Heterozygous mutations in SPTAN1 are associated with a broad phenotypical spectrum ranging from axonal neuropathy phenotypes to neurodevelopmental phenotypes with or without epilepsy. Recently, biallelic mutations in SPTAN1 were reported as a potential cause of autosomal recessive pure hereditary spastic paraplegia (HSP). However, no further HSP cases with biallelic SPTAN1 mutations have been reported. Herein, we report the clinical and genetic findings of a patient with complicated HSP likely caused by a novel homozygous SPTAN1 mutation. A patient with complicated HSP from a consanguineous family was recruited. The proband underwent detailed neurological examinations. Homozygosity mapping was performed in the proband and her healthy sister. Whole exome sequencing was performed in the proband. Our patient had early onset motor symptoms with upper motor neuron paralysis and intellectual disability, which is compatible with complicated HSP. Genetic analysis identified a rare homozygous missense mutation in SPTAN1 (c.4162A>G, p.I1388V), which was predicted to be deleterious by in silico tools. Her healthy parents and sister all carried the heterozygous mutation. Our results provided further support for the association of biallelic SPTAN1 variants with HSP and suggested that screening for the SPTAN1 gene should be considered not only in patients with pure HSP but also in patients with complicated HSP.
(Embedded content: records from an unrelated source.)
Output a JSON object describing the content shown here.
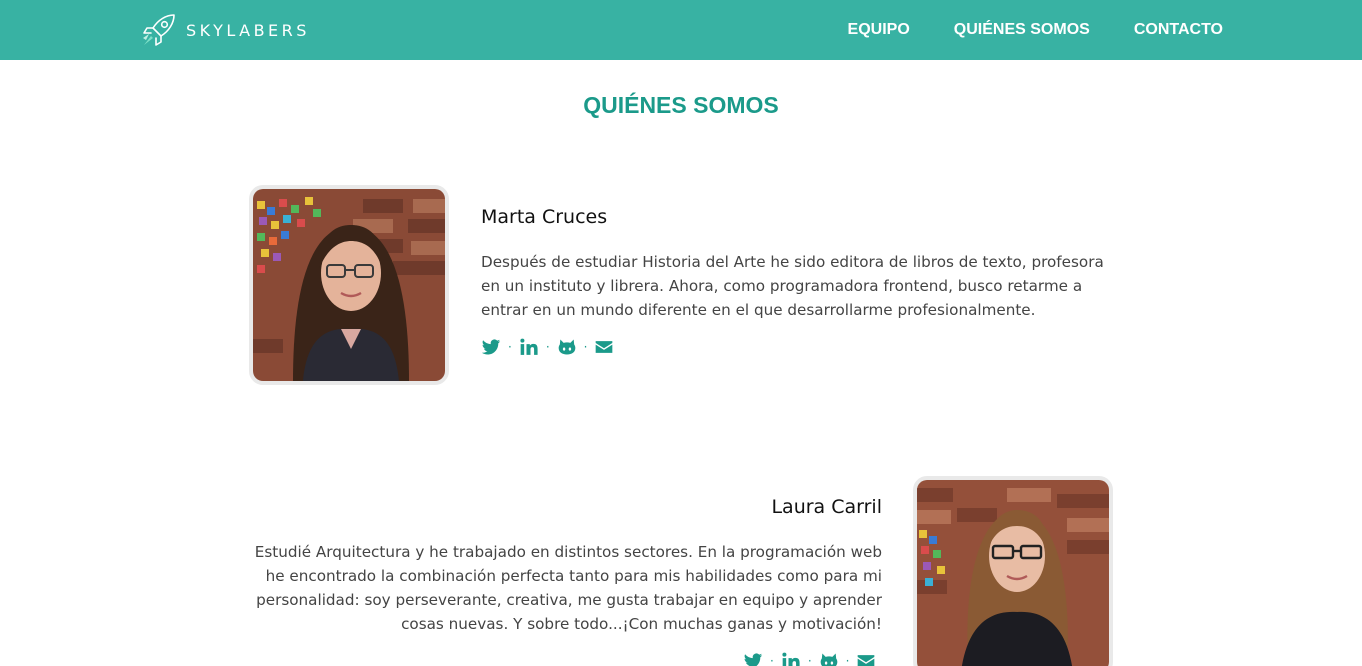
{
  "brand": {
    "name": "SKYLABERS",
    "logo_icon": "rocket-icon"
  },
  "nav": {
    "items": [
      {
        "label": "EQUIPO"
      },
      {
        "label": "QUIÉNES SOMOS"
      },
      {
        "label": "CONTACTO"
      }
    ]
  },
  "colors": {
    "accent": "#38b2a3",
    "accent_dark": "#1b9a8a"
  },
  "page": {
    "title": "QUIÉNES SOMOS"
  },
  "members": [
    {
      "name": "Marta Cruces",
      "bio": "Después de estudiar Historia del Arte he sido editora de libros de texto, profesora en un instituto y librera. Ahora, como programadora frontend, busco retarme a entrar en un mundo diferente en el que desarrollarme profesionalmente.",
      "social": [
        "twitter-icon",
        "linkedin-icon",
        "github-icon",
        "email-icon"
      ],
      "separator": "·"
    },
    {
      "name": "Laura Carril",
      "bio": "Estudié Arquitectura y he trabajado en distintos sectores. En la programación web he encontrado la combinación perfecta tanto para mis habilidades como para mi personalidad: soy perseverante, creativa, me gusta trabajar en equipo y aprender cosas nuevas. Y sobre todo...¡Con muchas ganas y motivación!",
      "social": [
        "twitter-icon",
        "linkedin-icon",
        "github-icon",
        "email-icon"
      ],
      "separator": "·"
    }
  ]
}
SPTAN1中的杂合突变与广泛的表型谱相关，从轴突神经病变表型到伴有或不伴有癫痫的神经发育表型。最近，据报道SPTAN1的双等位基因突变是常染色体隐性遗传性纯遗传性痉挛性截瘫（HSP）的潜在原因。然而，尚未报道具有双等位基因SPTAN1突变的 HSP 病例。在此，我们报告了可能由新型纯合SPTAN1引起的复杂 HSP 患者的临床和遗传学发现突变。招募了一名来自近亲家庭的复杂 HSP 患者。先证者接受了详细的神经系统检查。在先证者和她健康的妹妹中进行了纯合子映射。在先证者中进行全外显子组测序。本例患者早发性运动症状伴上运动神经元麻痹和智力障碍，符合复杂性HSP。遗传分析在 SPTAN1 中发现了一种罕见的纯合错义突变（ c.4162A>G，p.I1388V），据计算机工具预测该突变是有害的。她健康的父母和姐姐都携带了杂合突变。我们的结果为双等位基因SPTAN1变体与 HSP的关联提供了进一步的支持，并建议筛选SPTAN1不仅在单纯 HSP 患者中，在复杂 HSP 患者中也应考虑该基因。